Ingredion president and CEO Jim Zallie said: “This next phase of growth is consistent with other actions we’ve taken to strengthen our specialities business and deliver long-term value for our shareholders.
“This acquisition expands our higher-value speciality ingredients business, which is central to Ingredion’s growth strategy. We have tremendous respect for the culture and business that Western Polymer has built and we look forward to the future opportunities that we will create together.”
With the acquisition, Ingredion intends to expand its potato starch manufacturing capacity, improve processing capabilities and strengthen its speciality ingredients business.
Headquartered in Moses Lake, Washington, Western Polymer also sells modified tapioca starch for industrial applications.
Western Polymer primarily supplies cationic starch to the paper industry and manufactures native and modified potato starch for food applications.

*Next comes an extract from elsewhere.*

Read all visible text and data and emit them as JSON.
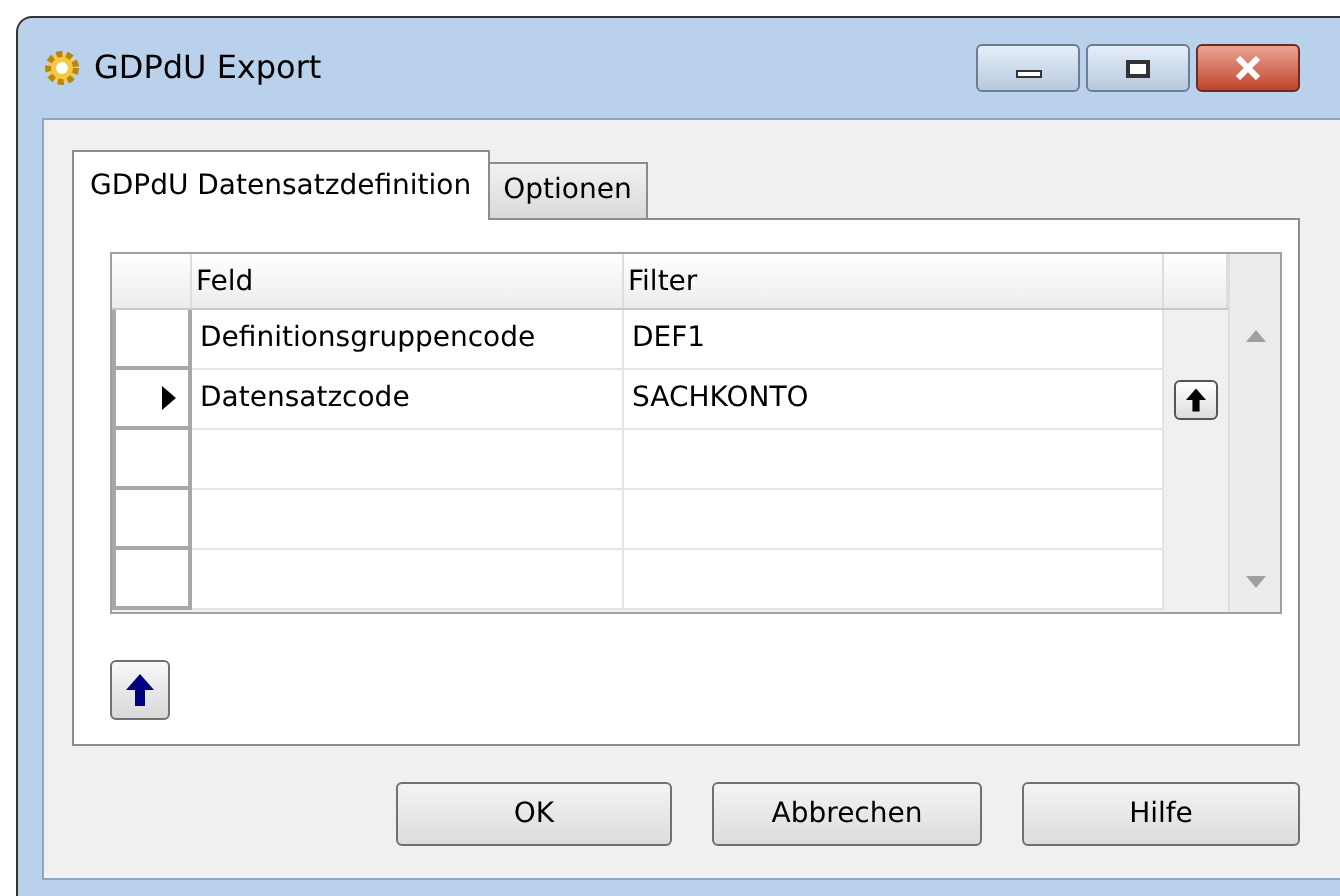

The company has three manufacturing facilities located in Moses Lake, Fort Fairfield in Maine and Grand Forks in North Dakota.
Western Polymer president and CEO Lynn Townsend-White said: “We’re excited to leverage the strengths of Western Polymer and Ingredion to continue developing high-quality ingredients that align with consumer trends and customers’ needs.
“By coming together now, this enables even greater reach for our ingredients and positions the business for continued growth.”
Last December, Ingredion unveiled its plans to accelerate the production of plant-based proteins with an investment of $140m.
The investment is expected to broaden the company’s plant-based protein solutions in order to meet the increasing global demand.
Under this initiative, Ingredion’s two North American manufacturing facilities will produce pea-protein isolates, as well as a range of pulse-based flours and concentrates from next year.